It’s been two years since I wrote a week of lists, but I thought I would start this last four months of 2016 with revisit to that old meme. So, starting on the first, the eighth edition of the Week of Lists begins, called the “Turning 40ish Edition” with deep and engaging topics such as this one…
I’ve been pretending to be a serious photographer for over a decade now. It’s longer if you delete the word “serious” from that last sentence.
I’ll be the first to admit, however, that my pics are usually and consistently technically solid but tend to lack something of the flare and spirit that would elevate them to the next level. In other words they’re nice photos but they don’t always tell much of a story, either about me or something much more important than that.
I haven’t seen the chart in a while, but there used to be this meme floating around the net that was a kind of maslov’s hierarchy of photography, where on the bottom you had the gomers who drooled over pure specs but whose photos were mundane and weak-at-best, while on the top were uber-pros who had transcended photography as a craft and were now just farting out pictures without apparent effort that were works of super-genius-art.
At 40ish I don’t want to be either of those guys. But I think my 40s will be a time of photographic infolding where I stop pestering myself to be some kind of technical wizard and instead dig with more affected effort into a few high level focal points, like…
5. Dooing Stuff Pix
This probably sounds vague and not exactly a challenge. After all, aren’t you always taking pictures of “doing something” — action shots. I guess what I’m getting at though is more than just the action of a shot and right back to the notion of a photo that evokes a story, and here’s the important part: a story of yourself… wait for it… doing stuff. Call it sentimentality, call it ego, but I think by 40ish you have probably started down this path of a rigorously defined self image. You’re not getting younger, but you’re getting better at knowing who you are and what you are and why you are. If not, I can’t help you other than to suggest that maybe you should trying documenting it, say through photography, and perhaps you’ll start to understand yourself a bit better.
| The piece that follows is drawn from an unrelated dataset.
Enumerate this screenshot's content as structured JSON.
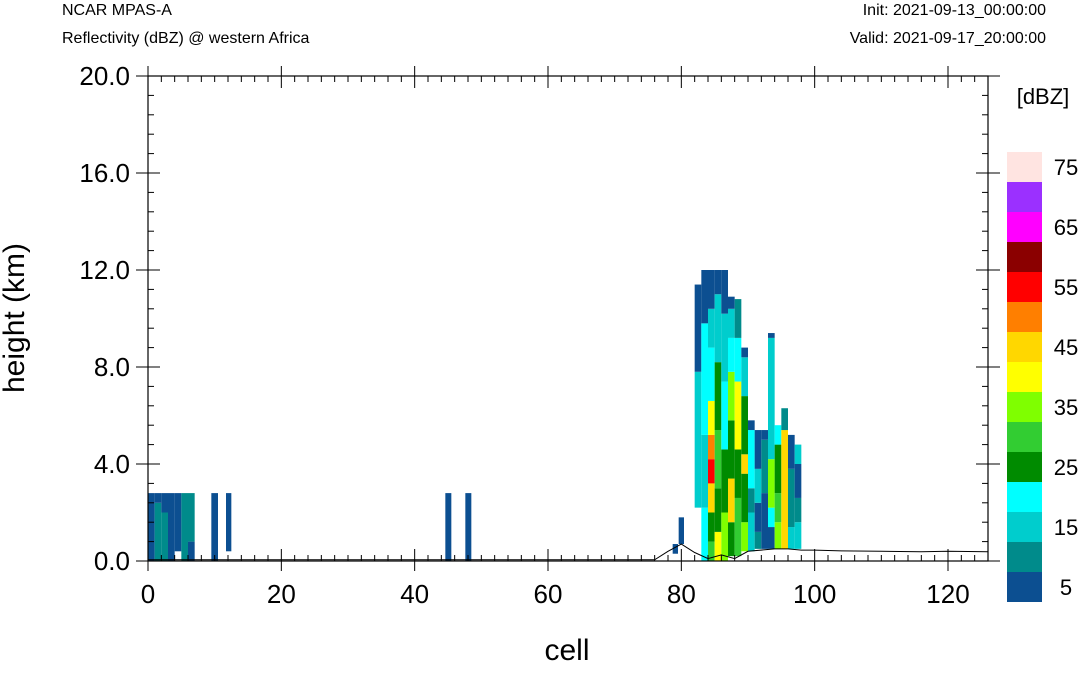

4. Candid Portraits of All Your Peeples
Likewise, whether it’s friends or family, the act of being a social being is in this weird place in your life. If you’re anything like me, a tail-ender of the gen-x fail-eration, you’ve spent your life striving towards this idealized version of success defined by you’re parents off-target aspirations blended with the societal urge to keep up with the metaphorical joneses clashing with the birth of the digital-millenialpunk-reality of the internet. In other words, you spend too much time working and watching netflix, and have a largely virtual social life that stands in for what would have… could have… should have been a real social life. In other words I suggest you learn to take pictures of your friends and family because it will force you to spend more real time with them.
3. Vacay Street Photography
Oh, and this has nothing to do with documenting your latest booze cruise around the Caribbean or Mexican beach resort slosh, either. Street photography isn’t about urban or streets or even the photos: it’s about opening your eyes when you’re out in the real world. I see the fail in my generation and it’s that (even with access to a wide world of information, the ability to travel almost anywhere for virtually nothing, and the potential to experience the entire world in a way that is mostly safe and abstractly) we, so many of us, me included, choose to treat everywhere like its a theme park that exists for our amusement. A guy I roomed with in U recently spent eight months dragging his family around Europe in a minivan, and while he probably didn’t immerse himself everyday in this ineffable thing I’m hinting at, I got the vibe from looking at his photos almost every day that he touched it, honed in on that truth of the world, felt it on more occasions than I can lay claim to. My challenge for my own 40ish (and for yours too) is to bring yourself close enough to an unfamiliar reality that you can capture its essence in a photograph. It will be far more difficult than you expect.
2. Self-Promo Shoots
In a slightly different vein, but similar to number 5, I would also suggest your literally learn to document the awesomeness that is your work, craft, skill, and life. I don’t care if your thing is building bridges or just de-greasing gaskets, take a photo of it and prove it to the world. The one truth about this modern life is that everyone is responsible for their own. No one’s going to show the essence of your work except you.
1. Something Orig
Also known as “stop posing”… you’re a 40ish-er… go out and make your mark on this rock already. Quit pissing around copying other people’s ideas. Even Shakespeare only had another ten years.